Como mujer de negocios, hacer tratos con esas personas era lo más libre de preocupaciones.
—Tenía miedo de que Lianlian pudiera no explicar las cosas claramente, así que era mejor para mí venir por mí misma —aunque Jin Yuyu dijo esto, la astuta Lin Yuan era muy consciente de que la silla de ruedas era especialmente importante para Jin Yuyu, razón por la cual quería verla con sus propios ojos antes de sentirse aliviada.
—Lin Ershuan se rascó la cabeza y observó atónito cómo Lin Yuan y los demás entraban a la casa.
Se apresuró a desatar la silla de ruedas sujeta en la parte trasera del carruaje y la empujó hacia el interior.
—Nadie se dio cuenta de que, alrededor de una esquina no muy lejana, un carruaje discreto había estado esperando durante mucho tiempo.
La cortina fue ligeramente levantada desde la esquina, revelando un par de ojos inusualmente astutos y fríos.
—¡Es ella en realidad!
—Jin Lingling apretó los puños con enojo y preguntó:
— ¿Estás segura de que ella está aquí para comprarla?
Aunque no mencionó un nombre, la pequeña criada Hongmei, que estaba atenta, inteligentemente informó de vuelta —Señorita, no hay error.
Anoche, esta criada confrontó deliberadamente a esa idiota Lianlian, y sin mucho esfuerzo, logré sacarle la información.
Dijo que la señorita mayor ha preparado un regalo especial para la anciana que le permitiría ir a donde desee desde ahora en adelante, sin necesidad de ser llevada por otros.
Pensando en la silla de ruedas que Lin Ershuan acababa de empujar a la casa, Hongmei preguntó con cautela —Señorita, ¿esa silla para caminar es la de la que esa idiota Lianlian hablaba?

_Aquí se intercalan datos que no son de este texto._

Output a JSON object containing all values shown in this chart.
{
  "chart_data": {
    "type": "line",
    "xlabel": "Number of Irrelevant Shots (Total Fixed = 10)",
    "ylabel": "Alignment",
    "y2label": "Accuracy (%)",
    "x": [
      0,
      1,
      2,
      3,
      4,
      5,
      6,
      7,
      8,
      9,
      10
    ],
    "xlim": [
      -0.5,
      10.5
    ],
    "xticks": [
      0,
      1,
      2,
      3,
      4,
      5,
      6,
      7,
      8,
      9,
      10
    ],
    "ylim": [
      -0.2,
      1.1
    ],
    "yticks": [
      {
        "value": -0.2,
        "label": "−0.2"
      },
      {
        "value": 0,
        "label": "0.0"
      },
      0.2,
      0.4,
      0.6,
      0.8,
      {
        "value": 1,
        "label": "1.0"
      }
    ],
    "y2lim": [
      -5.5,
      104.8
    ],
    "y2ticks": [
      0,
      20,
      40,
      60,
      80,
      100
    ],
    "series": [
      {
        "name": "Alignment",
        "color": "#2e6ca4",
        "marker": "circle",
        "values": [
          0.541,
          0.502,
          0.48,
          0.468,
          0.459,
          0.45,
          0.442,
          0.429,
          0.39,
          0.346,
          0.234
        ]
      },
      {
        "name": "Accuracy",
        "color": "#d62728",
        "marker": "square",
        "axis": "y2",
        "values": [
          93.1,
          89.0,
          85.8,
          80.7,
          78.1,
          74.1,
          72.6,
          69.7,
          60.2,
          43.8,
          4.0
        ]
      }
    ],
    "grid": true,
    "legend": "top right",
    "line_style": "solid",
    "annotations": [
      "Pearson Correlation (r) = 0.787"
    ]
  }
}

Jin Lingling se burló —Independientemente de lo que tenga la intención de darle a la anciana, nosotros lo enviaremos un paso adelante de ella.
Es solo que—no será fácil.
Obviamente, esa silla estaba siendo vendida por esa chica molesta, y recordando su previa confrontación con la irritante campesina Lin Yuan en la Entrada de la Mansión Jin, sabía sin preguntar que la desdichada chica definitivamente no le vendería la silla.
Pero ahora, la segunda rama y la rama principal de la familia ya habían estado luchando amargamente, aunque todavía mantenían un semblante de cordialidad —nunca sabías cuándo podrían arrancarse las caras.
Sus padres ya habían lentamente llevado a muchos viejos patrones lejos de la casa principal, y si en este momento Jin Yuyu, esa mujer barata, fuera a hacer la pelota a la anciana, los esfuerzos de sus padres podrían ser mayormente en vano.
Con este pensamiento, un destello feroz brilló a través de los ojos vivos y hermosos de Jin Lingling.
Era solo una silla —si no podía comprarla, ¡entonces la tomaría por la fuerza!
—Tú, ven aquí —Jin Lingling hizo un gesto a Hongmei y susurró unas pocas frases en su oído.
Hongmei primero se mostró sorprendida, luego entendiendo, aseguró, dando palmadas en su pecho —Señorita, tenga por seguro, esta criada se ocupará bien de este asunto, asegurando que mañana por la mañana verá lo que desea ver.
Los labios de Jin Lingling se curvaron en una fría sonrisa, su mirada despectiva mientras observaba hacia la tienda Fragancia de Flor de Arroz donde la chica detestable se reía alegremente, sus ojos llenos de disgusto.